Thursday, May 29, 2008

hello
how are you?
please i hope you are fine :)

so here i am at 12.43 am, sitting demurely *well, fine. NOT demurely... with my computer on my lap. i have dried pancake batter on my fingers with a plate of chocolate chip pancakes set down beside me that i am currently too full to eat. it is also a little too late to offer people my wares.

updates? sure.
graduation happened... absolutely beautiful, but absolutely heartbreaking -- though i remained relatively stoic.


however, i have a feeling that i will feel the loss when the fall comes and i think my life will change a little more. i hate the feeling of losing people i hold dear in my heart - yet i am sincerely happy that most of them are going on to achieve greatness. the lack of permanence in my life has perhaps influenced the way i treat relationships. i like being around people but often hold the possibility of forming deeper friendships/relationships at a distance. there is a certain threshold of trust that i must commit to. to alleviate the pain that comes with the necessity to "move on" after college? maybe. but i don't think that God wants it that way -- the love that He calls us to is invested in the forming of bonds that cannot be broken in and above all adversity and trials. i fail at loving people the way He wants me to so often - more than i would like to admit. so this i'm going to try to understand/experience/learn this love that God has demonstrated. i guess it's back to the basics...

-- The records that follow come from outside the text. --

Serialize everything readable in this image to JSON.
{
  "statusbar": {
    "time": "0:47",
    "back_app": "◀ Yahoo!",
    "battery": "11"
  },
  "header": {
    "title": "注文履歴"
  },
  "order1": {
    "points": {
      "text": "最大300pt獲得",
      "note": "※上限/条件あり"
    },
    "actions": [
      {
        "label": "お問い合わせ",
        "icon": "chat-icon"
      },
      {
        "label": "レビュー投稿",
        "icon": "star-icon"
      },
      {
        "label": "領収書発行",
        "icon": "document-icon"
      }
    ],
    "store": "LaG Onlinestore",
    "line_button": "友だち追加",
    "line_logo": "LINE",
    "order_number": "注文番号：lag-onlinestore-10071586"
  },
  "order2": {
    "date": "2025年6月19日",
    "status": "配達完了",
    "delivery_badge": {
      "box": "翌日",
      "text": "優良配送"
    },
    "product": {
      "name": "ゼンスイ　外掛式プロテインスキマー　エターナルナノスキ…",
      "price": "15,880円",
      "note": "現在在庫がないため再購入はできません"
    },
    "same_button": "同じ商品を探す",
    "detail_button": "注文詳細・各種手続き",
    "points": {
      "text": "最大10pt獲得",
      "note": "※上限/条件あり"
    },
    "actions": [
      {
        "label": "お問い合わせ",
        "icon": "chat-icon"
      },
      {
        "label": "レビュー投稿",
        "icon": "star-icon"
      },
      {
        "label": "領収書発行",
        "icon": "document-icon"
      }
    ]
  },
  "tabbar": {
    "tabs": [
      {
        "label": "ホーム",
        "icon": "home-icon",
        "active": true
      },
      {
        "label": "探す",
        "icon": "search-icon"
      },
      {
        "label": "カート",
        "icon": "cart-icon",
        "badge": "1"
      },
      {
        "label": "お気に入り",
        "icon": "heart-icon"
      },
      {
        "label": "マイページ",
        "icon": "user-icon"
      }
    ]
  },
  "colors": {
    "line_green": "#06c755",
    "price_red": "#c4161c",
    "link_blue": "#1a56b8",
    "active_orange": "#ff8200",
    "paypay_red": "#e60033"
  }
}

ALSO - the reason i'm blogging is because GRADES ARE OUT THIS VERY MINUTE. and i needed to put my life into perspective so that it might help alleviate this stress that i'm going through right now. i'm not an intellectual, i do not get stellar grades, neither am i a stellar student. i love chemistry truly and deeply, but that doesn't mean i do well at it. i probably won't graduate with general honours, maybe not even departmental honours. but... what does that mean?
i hate grades. i see their necessity, but feel that they inexorably AND unnecessarily construct a standard upon which one measures their self-worth. i am not curious and don't enjoy the suspense of finding out what grade i'm gonna get regardless of how well i did in a class. my GPA. bah.
i guess in a sense pressure on me is somewhat relieved because i'm not vying for medical school placement, but what about grad school? argh.
i also haven't been particularly trusting in God to lead me. how can i find peace if i fail to seek it from the One who gives it?
a divine peace assured that God will craft my life from beginning to end. bad grades or good grades. i need to ask Him for that.

not particularly in context, but assuring words from an unchanging God and a mighty King --
"For I know the plans I have for you," declares the LORD, "plans to prosper you and not to harm you, plans to give you hope and a future." Jer 29:11
sorry this is a rant. and is rather negative on the whole. but it's honest.

more on the happier, slightly less stressful life in the next post.

:)

1 comment:

Kay Hautea said...

Oh gracie, I'm happy to hear from you even if it is in the indirect form of internet stream-of-consciousness. I feel you on the 'losing people' front. I myself am somewhat frustrated that, after cultivating wonderful friendships with certain once-juniors/now-seniors like you, Sam, Mike, and Rich, I will only have one more semester left to spend with you. But that only means that I strive you love you and learn about you more, with an urgency that comes from the limits of time. Inevitably, due to the passions and pulls He has placed within us, God will scatter us to different corners of the world after we graduate, but I truly believe that the bonds that we have formed and continue to form are not limited by the arbitrary boundaries of these life stages. These are life-long friendships. Sorry for the rant, but I miss you. Love always, yeah? Take care of yourself. And don't worry about grades. You are exceptional.